The evidence in this case shows affirmatively and beyond dispute that there was no element of gift involved in the payment of the poll taxes of the seventeen persons hereinbefore referred to; therefore the payment made for them does not fall within the condemnation expressed in Whittaker v. Watson, supra. The fact that other voters may have been induced by this procedure to accept a gratuity, or the fact that the circulation of the printed card couched in carefully selected language was intended as an improper inducement to voters cannot invalidate the ballot of a voter who in good faith procured the payment of his poll tax by the Planters' Mercantile Company. The court should therefore have excluded from the count only those who accepted payment as a gift, either expressly or impliedly.

The judgment must be reversed, as the inclusion of these 17 votes gives appellant a majority of 16, which entitled him to the nomination.

There are a few other excluded ballots which appellant contends should have been counted for him, but it is unnecessary to discuss them.

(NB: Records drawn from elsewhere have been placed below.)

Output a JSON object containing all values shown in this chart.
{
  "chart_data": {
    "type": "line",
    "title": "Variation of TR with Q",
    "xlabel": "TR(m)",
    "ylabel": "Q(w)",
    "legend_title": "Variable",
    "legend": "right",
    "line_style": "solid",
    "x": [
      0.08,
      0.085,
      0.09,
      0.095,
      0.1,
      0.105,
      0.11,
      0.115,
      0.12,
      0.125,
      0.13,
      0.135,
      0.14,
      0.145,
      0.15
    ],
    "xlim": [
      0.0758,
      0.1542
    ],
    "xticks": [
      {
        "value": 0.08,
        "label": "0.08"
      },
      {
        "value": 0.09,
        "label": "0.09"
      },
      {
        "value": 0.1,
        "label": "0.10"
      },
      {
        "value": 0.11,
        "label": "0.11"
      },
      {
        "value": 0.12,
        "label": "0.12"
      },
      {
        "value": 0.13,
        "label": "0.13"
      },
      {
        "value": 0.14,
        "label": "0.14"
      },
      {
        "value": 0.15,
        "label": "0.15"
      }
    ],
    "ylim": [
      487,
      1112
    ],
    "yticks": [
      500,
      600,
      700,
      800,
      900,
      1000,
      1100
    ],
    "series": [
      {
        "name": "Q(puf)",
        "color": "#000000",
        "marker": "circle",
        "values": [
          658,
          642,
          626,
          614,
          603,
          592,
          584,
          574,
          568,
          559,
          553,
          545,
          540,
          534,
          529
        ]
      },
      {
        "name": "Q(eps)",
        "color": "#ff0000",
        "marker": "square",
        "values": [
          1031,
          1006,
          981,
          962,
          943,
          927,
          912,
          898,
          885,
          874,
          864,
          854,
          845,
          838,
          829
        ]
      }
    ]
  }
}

Every issue of fact in the case has been settled in the trials, and no useful purpose would be served in remanding the cause for another trial. Appellee was elected county judge as the Democratic nominee at the ensuing election, but, since the transcript on the present appeal was lodged in this court, it has been brought to our attention by counsel for appellee, on motion to abate the contest, that appellee had resigned the office. The court overruled the motion to abate, but nothing remains of the contest, according to that decision, except the costs of the proceedings.

The judgment of the circuit court is therefore reversed, and judgment will be entered here in favor of *338 appellant for all of the costs of the proceedings, including the costs in each trial in the court below and the costs of the appeal. It is so ordered.